Sunday, October 31, 2010
We hold these truths to be self-evident, that all chubby men are created equal, that they are endowed by their Creator with certain unalienable rights, that among these are life, liberty and the pursuit of flabbiness.
The other night while paying the monthly bills I noticed that I've been throwing away $85 a month on a "fat tax," or as it's more commonly known, a "gym membership." When we moved into our new home last April, I signed the family up for membership in the local country club, including use of the pool, gym, dining hall, and an assortment of other amenities, all for the very reasonable price of the aforementioned eighty-five bucks. It seemed like quite a bargain at the time, and it would've been, if not for one minor detail. I never go.
I shouldn't say "never." In truth, I've been to the gym exactly three times, and that includes stopping by on my way home from work to get my picture taken for the membership card. But I can't bring myself to just quit because that would be like, well, quitting. I cling desperately to my gym membership as a way to convince myself there's still hope, the same way a jilted husband refuses to take off his wedding ring even though his slutty ex-wife dumped him years ago and is currently humping her way through the entire starting lineup of the San Diego Chargers.
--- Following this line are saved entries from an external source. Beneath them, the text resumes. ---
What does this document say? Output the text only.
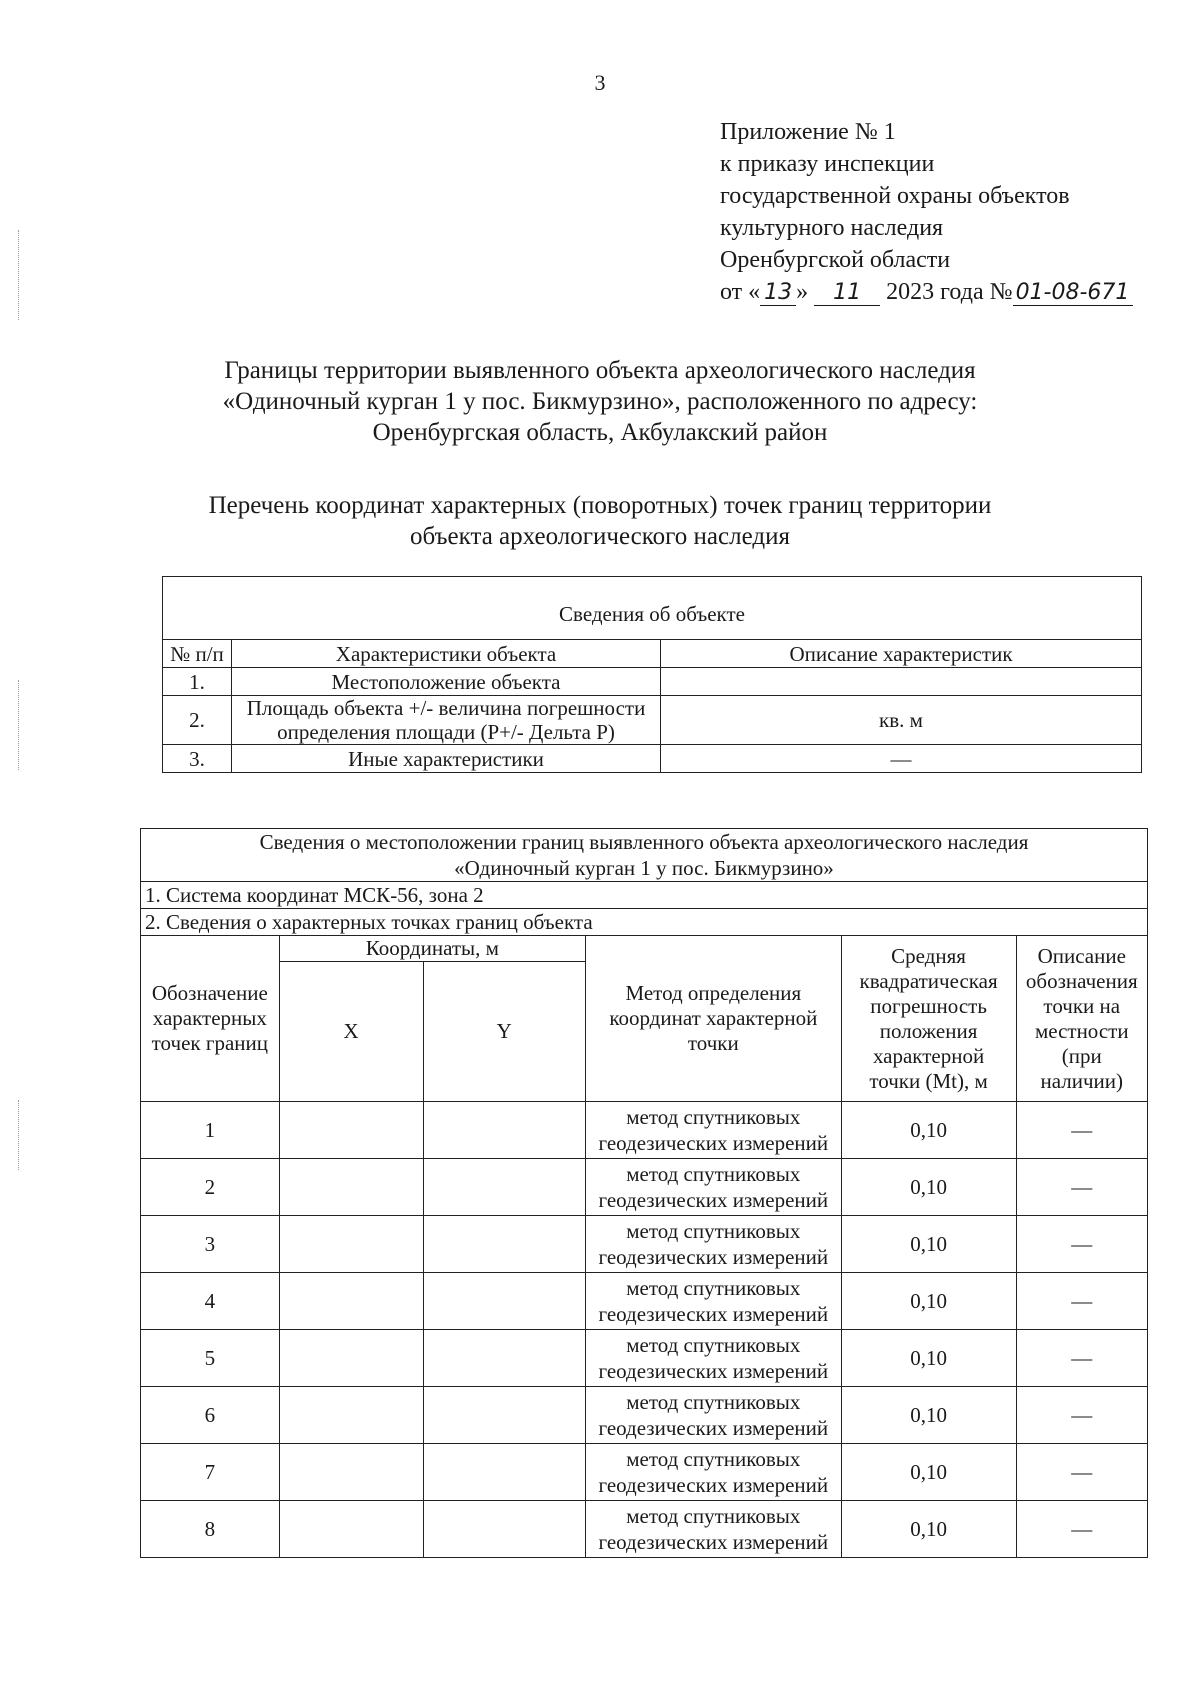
3
Приложение № 1
к приказу инспекции
государственной охраны объектов
культурного наследия
Оренбургской области
от « 13 » 11 2023 года № 01-08-671
Границы территории выявленного объекта археологического наследия
«Одиночный курган 1 у пос. Бикмурзино», расположенного по адресу:
Оренбургская область, Акбулакский район
Перечень координат характерных (поворотных) точек границ территории
объекта археологического наследия
Сведения об объекте		
№ п/п	Характеристики объекта	Описание характеристик
1.	Местоположение объекта	
2.	Площадь объекта +/- величина погрешности определения площади (P+/- Дельта P)	кв. м
3.	Иные характеристики	—
Сведения о местоположении границ выявленного объекта археологического наследия
«Одиночный курган 1 у пос. Бикмурзино»					

1. Система координат МСК-56, зона 2					
2. Сведения о характерных точках границ объекта					
Обозначение характерных точек границ	Координаты, м		Метод определения координат характерной точки	Средняя квадратическая погрешность положения характерной точки (Mt), м	Описание обозначения точки на местности (при наличии)
	X	Y			
1			метод спутниковых геодезических измерений	0,10	—
2			метод спутниковых геодезических измерений	0,10	—
3			метод спутниковых геодезических измерений	0,10	—
4			метод спутниковых геодезических измерений	0,10	—
5			метод спутниковых геодезических измерений	0,10	—
6			метод спутниковых геодезических измерений	0,10	—
7			метод спутниковых геодезических измерений	0,10	—
8			метод спутниковых геодезических измерений	0,10	—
Time to let go, man, it's over.
My self-delusion can be fairly persuasive, but let's face it, I'm not fooling anybody, least of all myself. Even if I could work up the motivation to hit the gym two or three times a week, there would still be the other four or five days to contend with. And, if history tells us anything, those remaining days would be festooned with In-N-Out burgers, stuffed-crust pizza, KFC and Subway (Jared can go screw himself, there's nothing healthy about the foot-long Italian BMT with the works). There's nothing more frustrating than busting your butt in the gym for two days and then throwing it all away on a Ben and Jerry's binge. It makes you wonder, "why the hell did I waste all that time working out?"
Which is why I've decided to stop beating myself up over not exercising as much as I should (how's that for understatement?), and sticking to a diet plan that could best be described as "tasty, enjoyable, and won't kill me for at least fifteen more years." I mean, seriously, when you enjoy burgers as much as I do, you're not going to get over the bar unless you set it pretty darn low.
But I haven't completely given up just yet. I'll continue to pay the "fat tax" as long as I have to, and maybe someday I'll find the motivation to start working out and eating right.
Then again, you know how many Double-Doubles you can get for $85 a month?
 I mean this literally, it's not a euphemism for "it's my significant other's time of the month."
 Offense, defense AND special teams. Even the kicker, a five foot seven Scandinavian guy whose last name contains no vowels.